A PROPOSED REGULATORY FRAMEWORK FOR ISLAMIC MICROFINANCE: ADOPTING THE IFSA 2013 APPROACH

For an accurate implementation of Islamic microfinance, there needs to be a true understanding of the terms ‘Islamic’ and ‘microfinance’. Unlike conventional microfinance, Islamic microfinance is based on the underlying tenets of Islam which define its functions and operations. While both conventional and Islamic microfinance are guided by the principles of microfinance, Islamic microfinance has the added dimension of compliance with the Sharīʿah (Islamic law) when defining its activities.

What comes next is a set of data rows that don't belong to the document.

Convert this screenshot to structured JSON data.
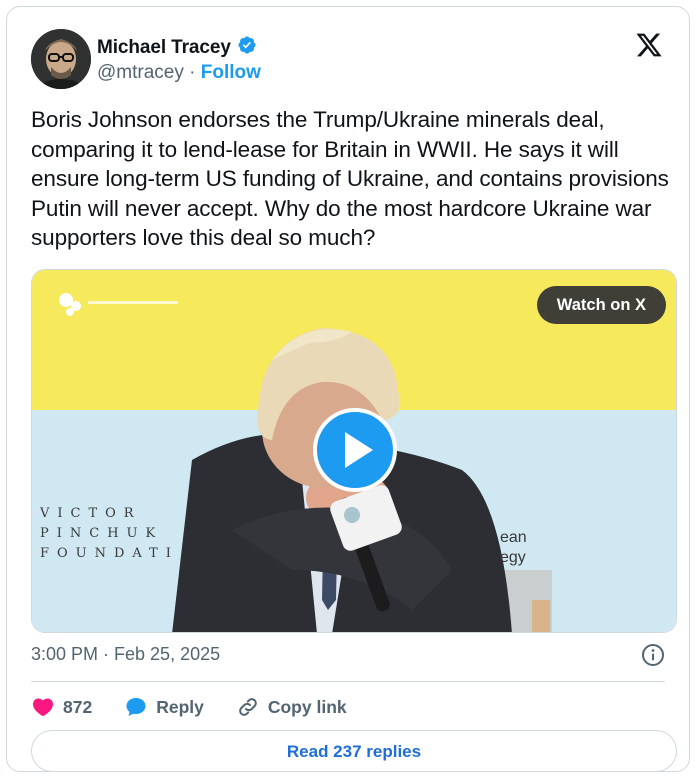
{
  "author": {
    "name": "Michael Tracey",
    "handle": "@mtracey",
    "separator": "·",
    "follow_label": "Follow",
    "verified": true
  },
  "tweet": {
    "text": "Boris Johnson endorses the Trump/Ukraine minerals deal, comparing it to lend-lease for Britain in WWII. He says it will ensure long-term US funding of Ukraine, and contains provisions Putin will never accept. Why do the most hardcore Ukraine war supporters love this deal so much?"
  },
  "media": {
    "watch_label": "Watch on X",
    "foundation_lines": [
      "VICTOR",
      "PINCHUK",
      "FOUNDATI"
    ],
    "banner_fragment_lines": [
      "ean",
      "egy"
    ]
  },
  "meta": {
    "timestamp": "3:00 PM · Feb 25, 2025"
  },
  "actions": {
    "likes_count": "872",
    "reply_label": "Reply",
    "copy_link_label": "Copy link",
    "read_replies_label": "Read 237 replies"
  },
  "colors": {
    "accent": "#1d9bf0",
    "like": "#f91880",
    "banner_yellow": "#f6ea5c",
    "banner_blue": "#cfe8f1"
  }
}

Microfinance is typically defined as “the provision of financial services and products to those whose low economic standing excludes them from conventional financial institutions or programs” (Chowdhry, n.d.). It allows the poor to have access to an alternative means of financing and thus serves as an effective mechanism to reduce poverty and build self-dependence among the poor. Microfinance usually provides small loans for working capital purposes, involves informal appraisal of borrowers and investments, requires group guarantees instead of physical collateral, gives access to repeat and larger loans based on repayment performance, and allows for streamlined loan disbursements (Ledgerwood, 1999: 1).

According to reports, the microfinance industry, including Islamic microfinance, is growing rapidly. However, the industry appears to lack an appropriate regulatory framework which would set the parameters within which it should function. Different approaches could be adopted in establishing a regulatory framework for the microfinance industry. Currently, the only binding regulation in the Islamic finance industry is the Islamic Financial Services Act (IFSA) 2013 of Malaysia, which is a robust and comprehensive regulatory framework. This research therefore identifics IFSA 2013 as a suitable model for drafting a regulatory framework for the Islamic microfinance industry.